SIPRI Arms Transfers Database
Showing all international transfers of major conventional arms since 1950, The SIPRI Arms Transfers Database is the most extensive source of information on international arms transfers available to the public. The database is updated every spring and is useful for anyone seeking to monitor and measure the international flow of major conventional arms.
SIPRI Mapping ATT-Relevant Cooperation and Assistance Activities Database
The SIPRI Mapping ATT-relevant Cooperation and Assistance Activities Database covers cooperation and assistance activities in regards to arms transfer and small arms and light weapons (SALW) controls since 2012. The database supports state’s implementation of two treaties – the 2001 UN Programme of Action on SALW and the 2013 Arms Trade Treaty.
SIPRI Arms Industry Database
The SIPRI Arms Industry Database reports on the top 100 largest arms-producing and military services companies.
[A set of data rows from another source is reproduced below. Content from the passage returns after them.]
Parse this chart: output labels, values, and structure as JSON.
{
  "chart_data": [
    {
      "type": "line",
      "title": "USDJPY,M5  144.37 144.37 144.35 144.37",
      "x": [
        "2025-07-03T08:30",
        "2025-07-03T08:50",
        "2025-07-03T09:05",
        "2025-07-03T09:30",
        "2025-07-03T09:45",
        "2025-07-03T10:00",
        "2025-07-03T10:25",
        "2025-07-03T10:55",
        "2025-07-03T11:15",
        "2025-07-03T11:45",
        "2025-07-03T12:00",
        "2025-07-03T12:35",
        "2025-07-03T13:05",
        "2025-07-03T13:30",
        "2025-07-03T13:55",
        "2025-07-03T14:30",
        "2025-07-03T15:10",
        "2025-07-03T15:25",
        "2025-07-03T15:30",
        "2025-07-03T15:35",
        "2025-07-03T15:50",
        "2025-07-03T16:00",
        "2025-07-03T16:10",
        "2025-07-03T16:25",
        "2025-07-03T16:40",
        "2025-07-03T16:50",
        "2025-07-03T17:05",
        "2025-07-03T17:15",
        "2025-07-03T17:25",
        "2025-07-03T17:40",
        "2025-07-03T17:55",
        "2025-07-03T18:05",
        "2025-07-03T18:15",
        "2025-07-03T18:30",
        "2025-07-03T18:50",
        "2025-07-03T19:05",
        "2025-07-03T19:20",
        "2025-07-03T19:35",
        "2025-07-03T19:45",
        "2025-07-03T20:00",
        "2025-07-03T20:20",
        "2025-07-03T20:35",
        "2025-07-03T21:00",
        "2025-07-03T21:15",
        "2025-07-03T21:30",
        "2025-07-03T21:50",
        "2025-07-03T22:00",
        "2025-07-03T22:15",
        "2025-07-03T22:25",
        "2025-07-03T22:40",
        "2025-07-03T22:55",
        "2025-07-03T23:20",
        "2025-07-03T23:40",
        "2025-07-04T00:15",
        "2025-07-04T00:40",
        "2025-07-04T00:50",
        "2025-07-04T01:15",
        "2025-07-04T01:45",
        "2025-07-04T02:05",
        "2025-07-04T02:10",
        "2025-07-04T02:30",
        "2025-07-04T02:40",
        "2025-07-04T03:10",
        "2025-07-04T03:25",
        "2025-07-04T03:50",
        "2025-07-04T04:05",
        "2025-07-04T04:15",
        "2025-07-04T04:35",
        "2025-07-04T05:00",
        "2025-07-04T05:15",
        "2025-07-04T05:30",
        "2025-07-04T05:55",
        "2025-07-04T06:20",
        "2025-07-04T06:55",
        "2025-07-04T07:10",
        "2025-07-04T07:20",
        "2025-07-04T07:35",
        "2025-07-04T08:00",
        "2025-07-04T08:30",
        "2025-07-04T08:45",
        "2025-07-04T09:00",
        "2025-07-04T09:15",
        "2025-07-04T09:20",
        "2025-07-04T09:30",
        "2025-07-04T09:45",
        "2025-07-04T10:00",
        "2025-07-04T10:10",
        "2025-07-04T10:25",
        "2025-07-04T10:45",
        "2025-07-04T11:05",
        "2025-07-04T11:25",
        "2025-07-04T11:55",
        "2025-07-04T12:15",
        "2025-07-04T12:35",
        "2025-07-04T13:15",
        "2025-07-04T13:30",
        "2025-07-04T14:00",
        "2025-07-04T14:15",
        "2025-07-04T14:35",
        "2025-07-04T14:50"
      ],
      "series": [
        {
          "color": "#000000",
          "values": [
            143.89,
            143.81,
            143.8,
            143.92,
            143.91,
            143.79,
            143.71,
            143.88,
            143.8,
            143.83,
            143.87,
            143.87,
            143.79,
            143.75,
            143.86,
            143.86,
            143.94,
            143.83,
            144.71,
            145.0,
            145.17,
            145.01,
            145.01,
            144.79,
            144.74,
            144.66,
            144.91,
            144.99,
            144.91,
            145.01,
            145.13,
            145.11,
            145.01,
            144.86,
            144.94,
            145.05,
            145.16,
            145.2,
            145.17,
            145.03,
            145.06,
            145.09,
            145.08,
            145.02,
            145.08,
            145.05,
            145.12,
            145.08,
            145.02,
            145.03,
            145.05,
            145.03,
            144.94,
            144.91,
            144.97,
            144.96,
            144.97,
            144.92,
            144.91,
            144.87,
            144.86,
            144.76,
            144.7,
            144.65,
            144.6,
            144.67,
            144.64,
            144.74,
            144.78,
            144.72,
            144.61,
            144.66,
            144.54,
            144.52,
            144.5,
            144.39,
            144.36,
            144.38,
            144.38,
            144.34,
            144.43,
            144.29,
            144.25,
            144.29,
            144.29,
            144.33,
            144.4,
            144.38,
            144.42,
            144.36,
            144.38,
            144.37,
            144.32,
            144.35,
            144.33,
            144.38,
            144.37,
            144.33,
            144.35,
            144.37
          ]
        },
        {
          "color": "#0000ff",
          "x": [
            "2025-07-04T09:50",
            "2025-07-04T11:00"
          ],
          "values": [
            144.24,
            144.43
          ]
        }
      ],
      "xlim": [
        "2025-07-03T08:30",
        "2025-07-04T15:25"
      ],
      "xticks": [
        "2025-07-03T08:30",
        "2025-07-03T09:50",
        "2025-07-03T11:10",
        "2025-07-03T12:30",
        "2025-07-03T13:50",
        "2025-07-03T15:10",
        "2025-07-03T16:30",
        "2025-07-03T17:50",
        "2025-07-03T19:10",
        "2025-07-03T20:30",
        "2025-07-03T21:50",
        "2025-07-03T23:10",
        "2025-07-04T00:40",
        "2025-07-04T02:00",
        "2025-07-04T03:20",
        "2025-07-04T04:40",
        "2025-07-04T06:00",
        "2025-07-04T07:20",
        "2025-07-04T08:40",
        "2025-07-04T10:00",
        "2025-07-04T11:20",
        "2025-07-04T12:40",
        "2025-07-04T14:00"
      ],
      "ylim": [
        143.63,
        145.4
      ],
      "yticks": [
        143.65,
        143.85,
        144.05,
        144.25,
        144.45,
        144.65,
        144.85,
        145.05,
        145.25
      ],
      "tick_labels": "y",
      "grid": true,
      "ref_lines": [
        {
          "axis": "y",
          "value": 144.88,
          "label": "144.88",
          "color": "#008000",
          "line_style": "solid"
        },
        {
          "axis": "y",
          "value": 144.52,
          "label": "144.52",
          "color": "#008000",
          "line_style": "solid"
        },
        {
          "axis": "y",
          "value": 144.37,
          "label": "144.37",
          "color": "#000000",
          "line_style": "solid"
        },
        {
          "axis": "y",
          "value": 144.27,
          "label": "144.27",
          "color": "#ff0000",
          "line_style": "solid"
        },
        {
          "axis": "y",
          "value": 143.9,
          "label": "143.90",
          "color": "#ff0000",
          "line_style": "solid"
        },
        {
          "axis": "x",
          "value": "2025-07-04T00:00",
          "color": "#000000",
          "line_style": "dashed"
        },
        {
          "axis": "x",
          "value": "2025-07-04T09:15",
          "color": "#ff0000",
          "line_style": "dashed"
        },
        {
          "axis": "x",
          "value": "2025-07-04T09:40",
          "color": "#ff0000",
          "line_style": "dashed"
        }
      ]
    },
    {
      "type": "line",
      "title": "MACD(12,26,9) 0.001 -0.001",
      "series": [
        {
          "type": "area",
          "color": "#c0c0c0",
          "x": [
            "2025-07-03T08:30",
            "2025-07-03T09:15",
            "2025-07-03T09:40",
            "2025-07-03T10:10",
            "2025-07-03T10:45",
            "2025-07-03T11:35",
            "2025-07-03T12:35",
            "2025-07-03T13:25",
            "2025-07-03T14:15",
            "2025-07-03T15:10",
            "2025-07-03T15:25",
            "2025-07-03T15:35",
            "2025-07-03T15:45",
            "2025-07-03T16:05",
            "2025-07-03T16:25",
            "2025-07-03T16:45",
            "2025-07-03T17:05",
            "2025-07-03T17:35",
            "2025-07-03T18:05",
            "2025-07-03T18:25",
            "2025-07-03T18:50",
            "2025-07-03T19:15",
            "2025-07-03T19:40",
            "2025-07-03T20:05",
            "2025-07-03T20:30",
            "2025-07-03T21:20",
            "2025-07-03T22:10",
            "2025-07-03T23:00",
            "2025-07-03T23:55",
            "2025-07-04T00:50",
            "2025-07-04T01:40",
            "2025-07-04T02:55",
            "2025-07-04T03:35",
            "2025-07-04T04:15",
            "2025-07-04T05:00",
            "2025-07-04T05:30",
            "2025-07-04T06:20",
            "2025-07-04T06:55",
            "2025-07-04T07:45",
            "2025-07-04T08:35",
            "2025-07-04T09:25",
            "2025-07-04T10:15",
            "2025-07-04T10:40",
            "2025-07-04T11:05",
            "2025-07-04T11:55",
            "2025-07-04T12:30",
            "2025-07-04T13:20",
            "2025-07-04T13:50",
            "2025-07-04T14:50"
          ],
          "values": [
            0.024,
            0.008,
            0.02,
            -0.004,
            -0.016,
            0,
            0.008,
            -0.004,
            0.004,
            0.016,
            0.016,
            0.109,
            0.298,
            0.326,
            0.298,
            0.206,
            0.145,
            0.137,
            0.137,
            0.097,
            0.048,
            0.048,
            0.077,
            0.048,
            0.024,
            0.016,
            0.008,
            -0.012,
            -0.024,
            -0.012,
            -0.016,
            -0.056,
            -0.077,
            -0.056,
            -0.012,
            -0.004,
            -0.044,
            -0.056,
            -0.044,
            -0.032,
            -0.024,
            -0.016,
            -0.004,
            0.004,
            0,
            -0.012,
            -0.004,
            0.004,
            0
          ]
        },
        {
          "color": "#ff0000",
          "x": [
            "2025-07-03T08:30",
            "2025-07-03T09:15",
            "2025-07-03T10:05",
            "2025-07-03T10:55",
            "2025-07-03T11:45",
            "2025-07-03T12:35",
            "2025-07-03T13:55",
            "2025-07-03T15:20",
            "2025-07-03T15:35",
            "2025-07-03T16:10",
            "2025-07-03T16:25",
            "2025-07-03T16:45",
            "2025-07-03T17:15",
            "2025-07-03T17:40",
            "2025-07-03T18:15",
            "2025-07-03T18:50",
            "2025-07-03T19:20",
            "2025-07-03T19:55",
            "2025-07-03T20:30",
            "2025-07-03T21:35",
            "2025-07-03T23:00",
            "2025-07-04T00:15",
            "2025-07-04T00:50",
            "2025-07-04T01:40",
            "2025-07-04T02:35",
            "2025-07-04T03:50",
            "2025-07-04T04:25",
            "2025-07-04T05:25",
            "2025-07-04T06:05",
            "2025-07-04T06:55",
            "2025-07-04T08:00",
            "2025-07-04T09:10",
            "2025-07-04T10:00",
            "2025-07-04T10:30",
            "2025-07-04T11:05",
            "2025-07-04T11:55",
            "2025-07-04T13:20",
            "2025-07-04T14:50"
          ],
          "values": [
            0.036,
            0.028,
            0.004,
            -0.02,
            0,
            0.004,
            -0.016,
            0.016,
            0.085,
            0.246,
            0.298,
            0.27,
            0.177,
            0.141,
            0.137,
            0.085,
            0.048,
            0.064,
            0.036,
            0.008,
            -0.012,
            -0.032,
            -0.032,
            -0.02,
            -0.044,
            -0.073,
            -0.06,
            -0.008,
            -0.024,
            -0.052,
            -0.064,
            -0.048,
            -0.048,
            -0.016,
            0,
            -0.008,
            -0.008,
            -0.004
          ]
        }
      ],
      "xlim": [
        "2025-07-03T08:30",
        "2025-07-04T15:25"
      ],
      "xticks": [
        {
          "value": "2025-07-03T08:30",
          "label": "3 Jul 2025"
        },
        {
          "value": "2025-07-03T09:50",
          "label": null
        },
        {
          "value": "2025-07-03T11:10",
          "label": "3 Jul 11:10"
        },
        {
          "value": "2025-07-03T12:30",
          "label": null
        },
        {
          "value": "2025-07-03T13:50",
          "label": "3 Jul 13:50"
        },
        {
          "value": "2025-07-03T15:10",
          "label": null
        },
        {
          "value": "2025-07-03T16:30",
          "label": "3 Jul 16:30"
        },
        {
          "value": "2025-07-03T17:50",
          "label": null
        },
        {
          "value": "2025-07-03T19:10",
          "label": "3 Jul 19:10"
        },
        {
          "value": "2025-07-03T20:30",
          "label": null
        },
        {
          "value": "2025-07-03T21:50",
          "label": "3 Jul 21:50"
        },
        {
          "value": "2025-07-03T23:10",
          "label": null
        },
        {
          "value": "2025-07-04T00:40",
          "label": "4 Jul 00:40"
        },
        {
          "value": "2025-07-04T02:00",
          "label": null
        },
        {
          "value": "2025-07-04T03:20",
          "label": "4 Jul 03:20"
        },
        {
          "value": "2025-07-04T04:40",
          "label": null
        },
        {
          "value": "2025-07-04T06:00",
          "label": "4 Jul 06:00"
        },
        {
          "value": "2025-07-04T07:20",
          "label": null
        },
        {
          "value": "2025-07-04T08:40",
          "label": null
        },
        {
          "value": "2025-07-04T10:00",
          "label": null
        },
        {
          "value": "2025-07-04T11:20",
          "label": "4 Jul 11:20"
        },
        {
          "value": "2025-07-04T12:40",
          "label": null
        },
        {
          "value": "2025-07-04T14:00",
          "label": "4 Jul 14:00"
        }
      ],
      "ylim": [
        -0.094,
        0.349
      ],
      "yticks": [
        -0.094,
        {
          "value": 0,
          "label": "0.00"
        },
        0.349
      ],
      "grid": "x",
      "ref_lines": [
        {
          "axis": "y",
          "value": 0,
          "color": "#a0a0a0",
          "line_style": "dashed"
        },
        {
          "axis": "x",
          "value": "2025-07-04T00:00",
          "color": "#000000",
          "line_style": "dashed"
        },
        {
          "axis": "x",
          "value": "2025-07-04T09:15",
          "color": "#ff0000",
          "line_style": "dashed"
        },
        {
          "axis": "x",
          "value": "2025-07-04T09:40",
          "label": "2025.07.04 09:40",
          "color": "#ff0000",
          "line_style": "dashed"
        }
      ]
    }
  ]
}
SIPRI Multilateral Peace Operations Database
This database contains data on personnel, country contributions, fatalities and budgets for all multilateral peace operations from the year 2000 and onwards.
SIPRI Military Expenditure Database
The Military Expenditure Database reports on the annual military spending of most countries around the world.
Events and Conferences
Within the fields of study, SIPRI arranges numerous workshops, conferences, seminars and lectures, bringing together an all-encompassing spectrum of expertise to exchange views on relevant themes. Among these events, the largest are the Stockholm Forum on Peace and Development, Stockholm Security Conference and SIPRI Lecture. The 2021 Stockholm Security Conference was held in a virtual format on the topic ‘Battlefields of the Future: Trends of Conflict and Warfare in the 21st Century’ and gathered over 870 global participants across 17 thematic sessions. In 2022, Stockholm Forum on Peace and Development was held in a hybrid format, convening over 2600 registrants from over 150 countries to live streamed high-level panels and online discussions on the theme of ‘From a Human Security Crisis Towards an Environment of Peace’. The 2022 SIPRI Lecture was held on the theme of ‘Environment of Peace’ and was delivered by HE Helen Clark, former Prime Minister of New Zealand and Administrator of the United Nations Development Programme.
SIPRI’s financial support is primarily drawn from governments and independent philanthropic organisations around the world. SIPRI also receives annual support from the Swedish government in the form of a core grant approved by the Swedish parliament.